Sechstens. Der Paradigmenwechsel im Denken wirkte sich auch auf das Regierungs- und Behördenhandeln aus. Gegen Murat Kurnaz lagen keine stichhaltigen Beweise, sondern nur vage Verdachtsmomente vom Hörensagen vor. Da setzte aber die unerbittliche Logik des Präventionsstaates ein. Die rot-grüne Bundesregierung setzte sich nicht etwa für die Freilassung von Kurnaz aus Guantánamo ein, sondern verfügte ganz im Gegenteil eine Wiedereinreisesperre. Die schreckliche Wirkung war eine Art Verbannung auf Verdacht. Diese Verdachtsmentalität war prägend für die Sicherheitspolitik.
Murat Kurnaz war ironischerweise einer der Gewinner der Bundestagswahl 2005, weil die Bundeskanzlerin Angela Merkel und der Außenminister Frank-Walter Steinmeier ihn nach jahrelanger Folter und Inhaftierung aus Guantánamo herausholten.
(Beifall bei der FDP)
- Moment, meine Damen und Herren.
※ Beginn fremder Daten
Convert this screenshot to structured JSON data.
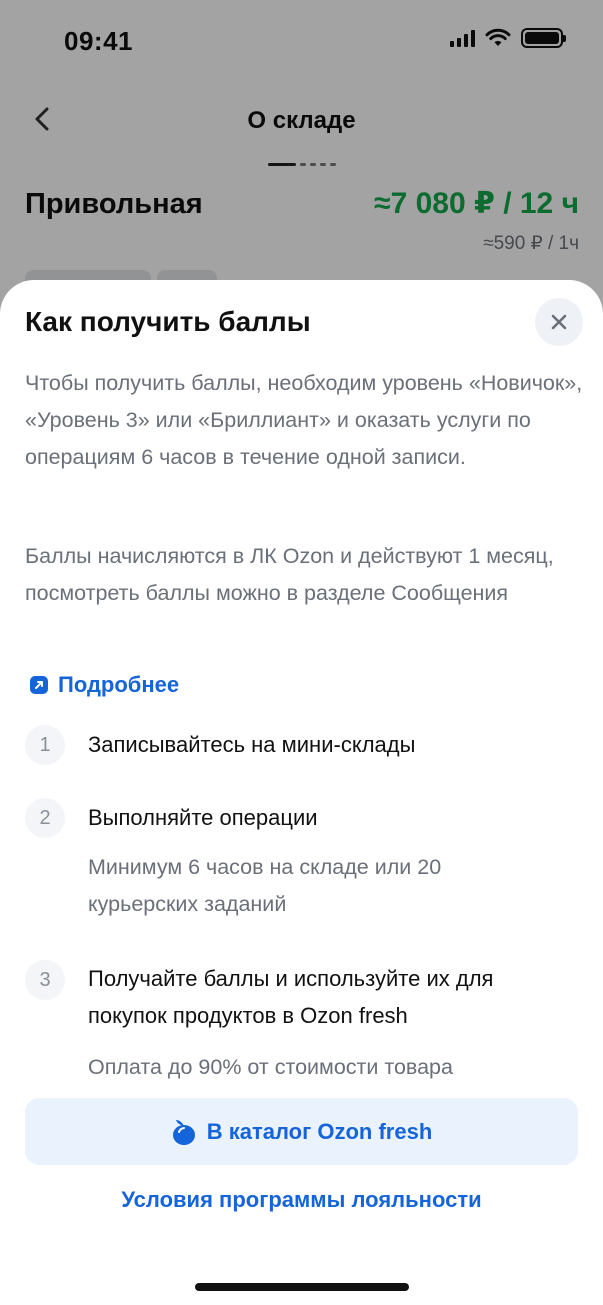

Warum Kanzleramtschef Frank-Walter Steinmeier 2002 nicht einmal den Versuch unternommen hat, Kurnaz aus Guantánamo freizubekommen, bleibt für die FDP nach wie vor völlig unbegreiflich. Ein Wort der Entschuldigung gab es bis heute nicht.
Vizepräsidentin Dr. h. c. Susanne Kastner:
Herr Kollege Stadler.
Dr. Max Stadler (FDP):
Ich komme zum Schlusssatz, Frau Präsidentin.
Ralf Dahrendorf hat in seinem letzten Buch vor der Gegenaufklärung als Reaktion auf den Terrorismus gewarnt. Diese Mahnung sollten wir ernst nehmen. Wir müssen eine Sicherheitspolitik betreiben, die sich an den Werten der Aufklärung und des Grundgesetzes orientiert. Wenn der Untersuchungsausschuss dazu einen Beitrag geleistet hat, dann hat sich die viele Arbeit gelohnt.
Vielen Dank.
(Beifall bei der FDP und der LINKEN sowie des Abg. Laurenz Meyer (Hamm) (CDU/CSU))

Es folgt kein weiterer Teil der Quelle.